The city installed the two-way bike lane — the first of its kind in the city — earlier this year on a temporary basis, to test its value for nearby residents and commuters as well as its impact on Clifton Avenue traffic. When the city's Department of Transportation and Engineering said it was time for the lanes to come down, the announcement sparked backlash on social media.
"I've seen entire families riding bicycles together," said UC professor David Freeze, who's been teaching at the university for more than 20 years. "This is something that you wouldn't have normally seen in the city of Cincinnati."
The idea emerged from the neighborhood's community council, Clifton Town Meeting, which reached out to local active transportation advocates at Tri-State Trails.
"If we don't give people that option to ride their bike or to feel safe riding their bike, people aren't going to do it," said Tri-State Trails executive director Wade Johnston.

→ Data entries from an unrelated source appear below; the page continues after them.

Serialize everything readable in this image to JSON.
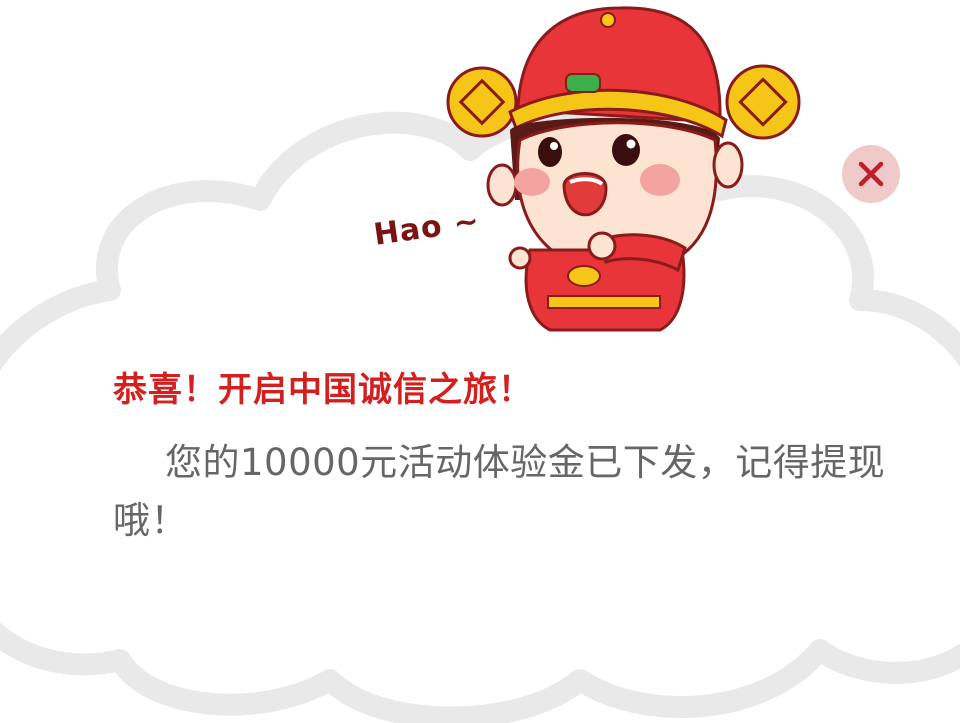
{
  "dialog": {
    "mascot_speech": "Hao ~",
    "headline": "恭喜！开启中国诚信之旅！",
    "message": "您的10000元活动体验金已下发，记得提现哦！"
  },
  "close_button": {
    "icon": "close-icon"
  },
  "colors": {
    "headline_red": "#d41f1f",
    "message_gray": "#666666",
    "close_bg": "#f0c9c9",
    "close_x": "#c0202a",
    "cloud_outline": "#e9e9e9",
    "mascot_red": "#e8353a",
    "mascot_gold": "#f5c518"
  }
}
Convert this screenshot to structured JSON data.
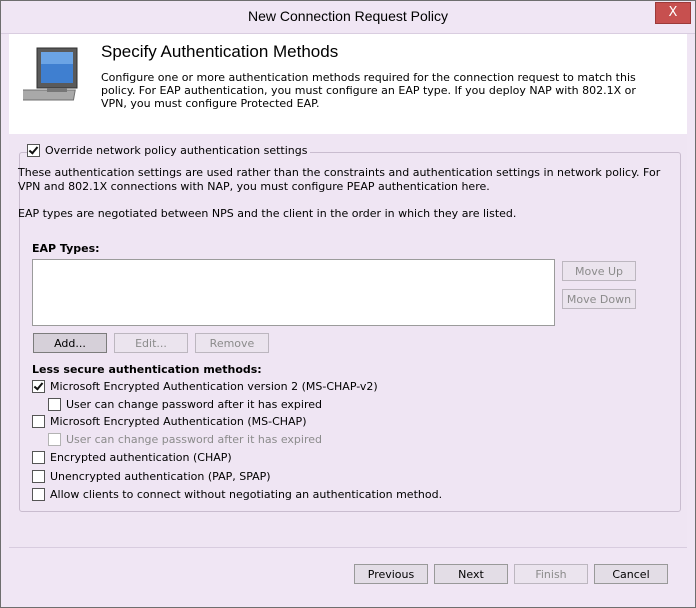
{
  "window": {
    "title": "New Connection Request Policy",
    "close_label": "X"
  },
  "header": {
    "title": "Specify Authentication Methods",
    "description": "Configure one or more authentication methods required for the connection request to match this policy. For EAP authentication, you must configure an EAP type. If you deploy NAP with 802.1X or VPN, you must configure Protected EAP."
  },
  "override": {
    "label": "Override network policy authentication settings",
    "checked": true
  },
  "info1": "These authentication settings are used rather than the constraints and authentication settings in network policy. For VPN and 802.1X connections with NAP, you must configure PEAP authentication here.",
  "info2": "EAP types are negotiated between NPS and the client in the order in which they are listed.",
  "eap": {
    "label": "EAP Types:",
    "items": [],
    "move_up": "Move Up",
    "move_down": "Move Down",
    "add": "Add...",
    "edit": "Edit...",
    "remove": "Remove"
  },
  "less_secure": {
    "label": "Less secure authentication methods:",
    "items": [
      {
        "label": "Microsoft Encrypted Authentication version 2 (MS-CHAP-v2)",
        "checked": true,
        "enabled": true
      },
      {
        "label": "User can change password after it has expired",
        "checked": false,
        "enabled": true
      },
      {
        "label": "Microsoft Encrypted Authentication (MS-CHAP)",
        "checked": false,
        "enabled": true
      },
      {
        "label": "User can change password after it has expired",
        "checked": false,
        "enabled": false
      },
      {
        "label": "Encrypted authentication (CHAP)",
        "checked": false,
        "enabled": true
      },
      {
        "label": "Unencrypted authentication (PAP, SPAP)",
        "checked": false,
        "enabled": true
      },
      {
        "label": "Allow clients to connect without negotiating an authentication method.",
        "checked": false,
        "enabled": true
      }
    ]
  },
  "footer": {
    "previous": "Previous",
    "next": "Next",
    "finish": "Finish",
    "cancel": "Cancel"
  },
  "icons": {
    "header": "computer-monitor-icon"
  }
}
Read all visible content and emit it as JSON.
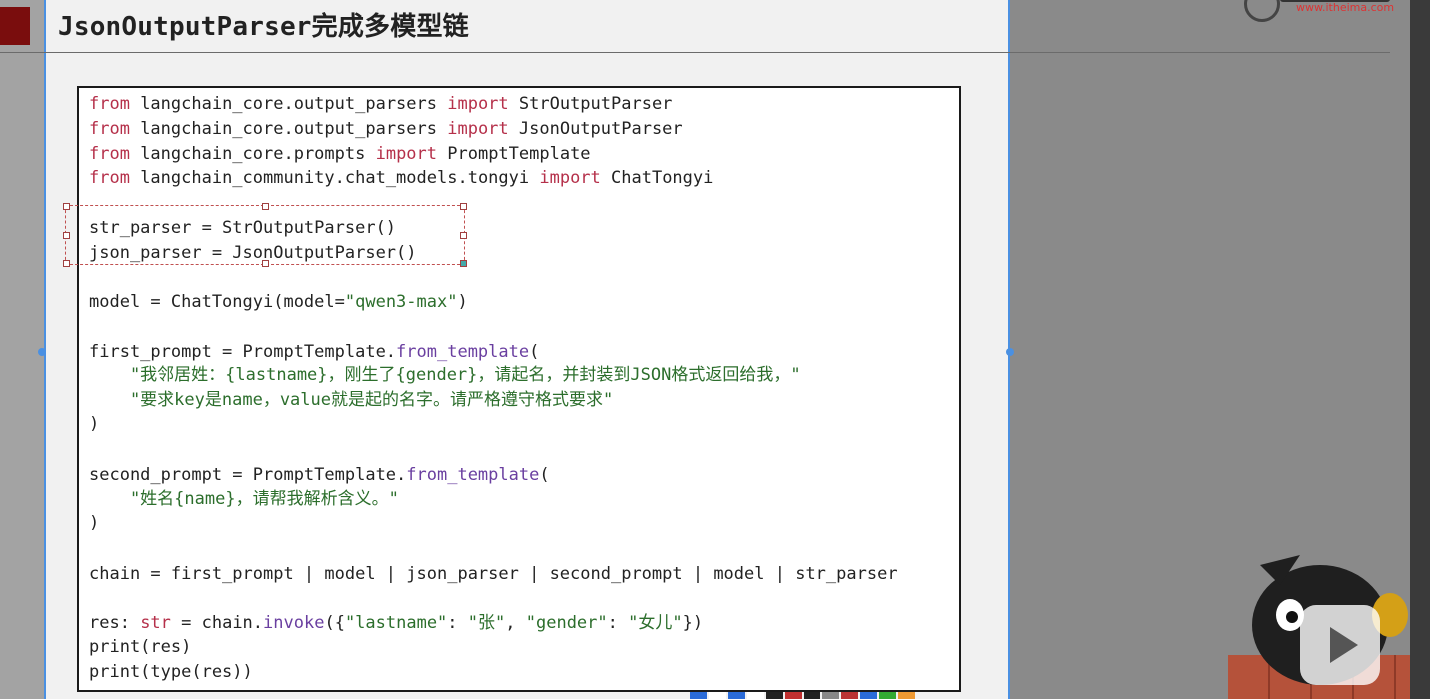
{
  "slide": {
    "title": "JsonOutputParser完成多模型链"
  },
  "logo": {
    "url": "www.itheima.com"
  },
  "code": {
    "lines": [
      [
        {
          "t": "from",
          "c": "kw"
        },
        {
          "t": " langchain_core.output_parsers ",
          "c": "cn"
        },
        {
          "t": "import",
          "c": "kw"
        },
        {
          "t": " StrOutputParser",
          "c": "cn"
        }
      ],
      [
        {
          "t": "from",
          "c": "kw"
        },
        {
          "t": " langchain_core.output_parsers ",
          "c": "cn"
        },
        {
          "t": "import",
          "c": "kw"
        },
        {
          "t": " JsonOutputParser",
          "c": "cn"
        }
      ],
      [
        {
          "t": "from",
          "c": "kw"
        },
        {
          "t": " langchain_core.prompts ",
          "c": "cn"
        },
        {
          "t": "import",
          "c": "kw"
        },
        {
          "t": " PromptTemplate",
          "c": "cn"
        }
      ],
      [
        {
          "t": "from",
          "c": "kw"
        },
        {
          "t": " langchain_community.chat_models.tongyi ",
          "c": "cn"
        },
        {
          "t": "import",
          "c": "kw"
        },
        {
          "t": " ChatTongyi",
          "c": "cn"
        }
      ],
      [],
      [
        {
          "t": "str_parser = StrOutputParser()",
          "c": "cn"
        }
      ],
      [
        {
          "t": "json_parser = JsonOutputParser()",
          "c": "cn"
        }
      ],
      [],
      [
        {
          "t": "model = ChatTongyi(model=",
          "c": "cn"
        },
        {
          "t": "\"qwen3-max\"",
          "c": "str"
        },
        {
          "t": ")",
          "c": "cn"
        }
      ],
      [],
      [
        {
          "t": "first_prompt = PromptTemplate.",
          "c": "cn"
        },
        {
          "t": "from_template",
          "c": "fn"
        },
        {
          "t": "(",
          "c": "cn"
        }
      ],
      [
        {
          "t": "    \"我邻居姓：{lastname}，刚生了{gender}，请起名，并封装到JSON格式返回给我，\"",
          "c": "str"
        }
      ],
      [
        {
          "t": "    \"要求key是name，value就是起的名字。请严格遵守格式要求\"",
          "c": "str"
        }
      ],
      [
        {
          "t": ")",
          "c": "cn"
        }
      ],
      [],
      [
        {
          "t": "second_prompt = PromptTemplate.",
          "c": "cn"
        },
        {
          "t": "from_template",
          "c": "fn"
        },
        {
          "t": "(",
          "c": "cn"
        }
      ],
      [
        {
          "t": "    \"姓名{name}，请帮我解析含义。\"",
          "c": "str"
        }
      ],
      [
        {
          "t": ")",
          "c": "cn"
        }
      ],
      [],
      [
        {
          "t": "chain = first_prompt | model | json_parser | second_prompt | model | str_parser",
          "c": "cn"
        }
      ],
      [],
      [
        {
          "t": "res: ",
          "c": "cn"
        },
        {
          "t": "str",
          "c": "kw"
        },
        {
          "t": " = chain.",
          "c": "cn"
        },
        {
          "t": "invoke",
          "c": "fn"
        },
        {
          "t": "({",
          "c": "cn"
        },
        {
          "t": "\"lastname\"",
          "c": "str"
        },
        {
          "t": ": ",
          "c": "cn"
        },
        {
          "t": "\"张\"",
          "c": "str"
        },
        {
          "t": ", ",
          "c": "cn"
        },
        {
          "t": "\"gender\"",
          "c": "str"
        },
        {
          "t": ": ",
          "c": "cn"
        },
        {
          "t": "\"女儿\"",
          "c": "str"
        },
        {
          "t": "})",
          "c": "cn"
        }
      ],
      [
        {
          "t": "print(res)",
          "c": "cn"
        }
      ],
      [
        {
          "t": "print(type(res))",
          "c": "cn"
        }
      ]
    ]
  },
  "colors": {
    "keyword": "#b5304a",
    "function": "#6a3fa0",
    "string": "#2c6e2c",
    "text": "#2b2b2b"
  }
}
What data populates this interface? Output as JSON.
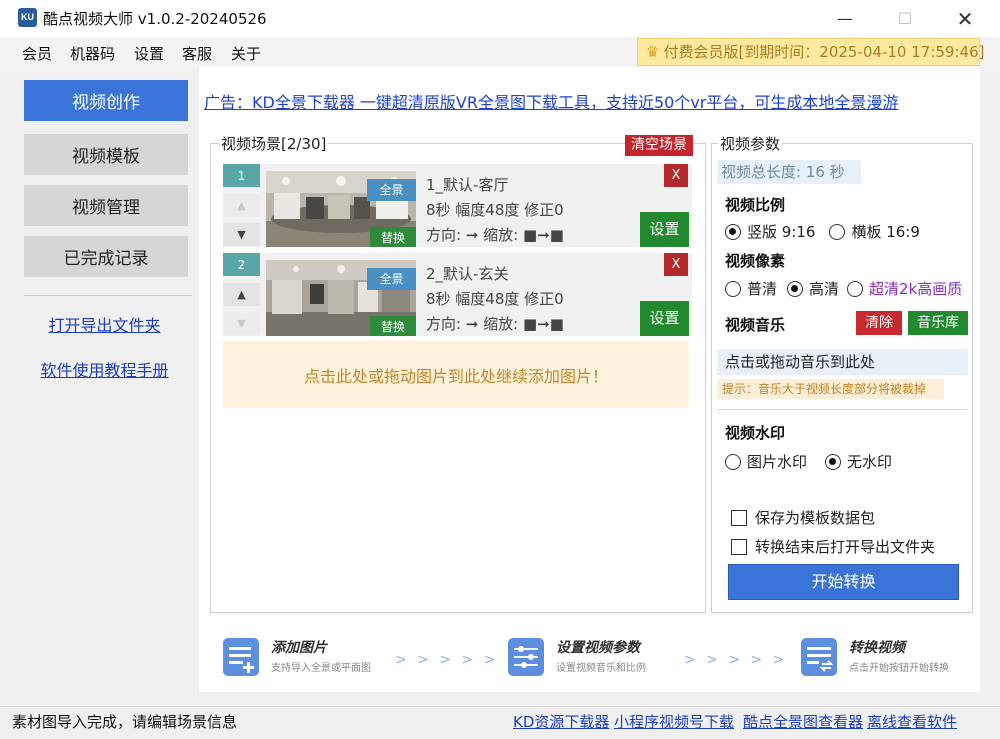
{
  "window": {
    "icon_text": "KU",
    "title": "酷点视频大师 v1.0.2-20240526",
    "minimize": "—",
    "maximize": "☐",
    "close": "✕"
  },
  "menu": [
    "会员",
    "机器码",
    "设置",
    "客服",
    "关于"
  ],
  "vip_badge": "付费会员版[到期时间：2025-04-10 17:59:46]",
  "sidebar": {
    "buttons": [
      "视频创作",
      "视频模板",
      "视频管理",
      "已完成记录"
    ],
    "active_index": 0,
    "links": [
      "打开导出文件夹",
      "软件使用教程手册"
    ]
  },
  "ad_text": "广告：KD全景下载器 一键超清原版VR全景图下载工具，支持近50个vr平台，可生成本地全景漫游",
  "scenes_panel": {
    "title": "视频场景[2/30]",
    "clear_label": "清空场景",
    "add_hint": "点击此处或拖动图片到此处继续添加图片！",
    "scenes": [
      {
        "index": "1",
        "name": "1_默认-客厅",
        "meta": "8秒 幅度48度 修正0",
        "dir": "方向: ➞ 缩放: ■➞■",
        "tag_pano": "全景",
        "tag_replace": "替换",
        "delete": "X",
        "settings": "设置",
        "up": "▲",
        "down": "▼"
      },
      {
        "index": "2",
        "name": "2_默认-玄关",
        "meta": "8秒 幅度48度 修正0",
        "dir": "方向: ➞ 缩放: ■➞■",
        "tag_pano": "全景",
        "tag_replace": "替换",
        "delete": "X",
        "settings": "设置",
        "up": "▲",
        "down": "▼"
      }
    ]
  },
  "params": {
    "title": "视频参数",
    "total_length": "视频总长度: 16 秒",
    "ratio_label": "视频比例",
    "ratio_options": [
      "竖版 9:16",
      "横板 16:9"
    ],
    "ratio_selected": 0,
    "pixel_label": "视频像素",
    "pixel_options": [
      "普清",
      "高清",
      "超清2k高画质"
    ],
    "pixel_selected": 1,
    "music_label": "视频音乐",
    "music_clear": "清除",
    "music_library": "音乐库",
    "music_drop": "点击或拖动音乐到此处",
    "music_tip": "提示：音乐大于视频长度部分将被裁掉",
    "watermark_label": "视频水印",
    "watermark_options": [
      "图片水印",
      "无水印"
    ],
    "watermark_selected": 1,
    "checkbox_save": "保存为模板数据包",
    "checkbox_open": "转换结束后打开导出文件夹",
    "start_button": "开始转换"
  },
  "steps": [
    {
      "title": "添加图片",
      "sub": "支持导入全景或平面图",
      "icon": "image-add-icon"
    },
    {
      "title": "设置视频参数",
      "sub": "设置视频音乐和比例",
      "icon": "settings-sliders-icon"
    },
    {
      "title": "转换视频",
      "sub": "点击开始按钮开始转换",
      "icon": "convert-icon"
    }
  ],
  "chevrons": "> > > > >",
  "status": {
    "text": "素材图导入完成，请编辑场景信息",
    "links": [
      "KD资源下载器",
      "小程序视频号下载",
      "酷点全景图查看器",
      "离线查看软件"
    ]
  }
}
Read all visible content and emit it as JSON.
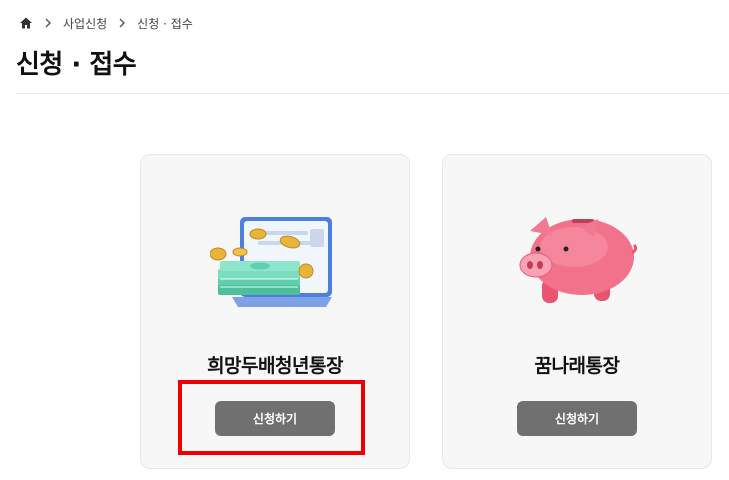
{
  "breadcrumb": {
    "home_icon": "home-icon",
    "separator_icon": "chevron-right-icon",
    "items": [
      "사업신청",
      "신청 · 접수"
    ]
  },
  "page": {
    "title": "신청 · 접수"
  },
  "cards": [
    {
      "name": "희망두배청년통장",
      "button_label": "신청하기",
      "illustration": "money-wallet-illustration"
    },
    {
      "name": "꿈나래통장",
      "button_label": "신청하기",
      "illustration": "piggy-bank-illustration"
    }
  ],
  "colors": {
    "button_bg": "#707070",
    "card_bg": "#f7f7f7",
    "highlight": "#ee0000"
  }
}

Matt Butler, with the Northern Kentucky-based Devou Good Foundation — which helped finance the project — said speed data indicate the bike lane encouraged drivers on the mile-long straightaway to slow down.
"The data that we're collecting is showing that it's effective in slowing the speeders down, but everybody else that wants to get through is able to do so," Butler told WCPO, adding that the data his foundation has collected show the number of drivers traveling more than 5 mph above the speed limit dropped by roughly 40%.
When Butler tweeted that the lanes would be going away, that's when he said neighbors began speaking up.
Last chance to ride the Clifton Ave protected two way bike lane. Despite gaining 75% support and making the road safer for all users, it will be removed next week. pic.twitter.com/6cPMMSCI07— Matt Butler (@Matt_C_Butler) August 27, 2021
Freeze agreed that the area seems safer not just for people biking, but for people walking, too.
"If we save one life, it was worth it," he said. "I hope that there are more."
In a motion filed Monday, City Council members Chris Seelbach and Liz Keating called on the administration to leave the bike lane in place while engineers study the bike lanes' benefits and drawbacks in more depth. The council will vote on that motion Wednesday.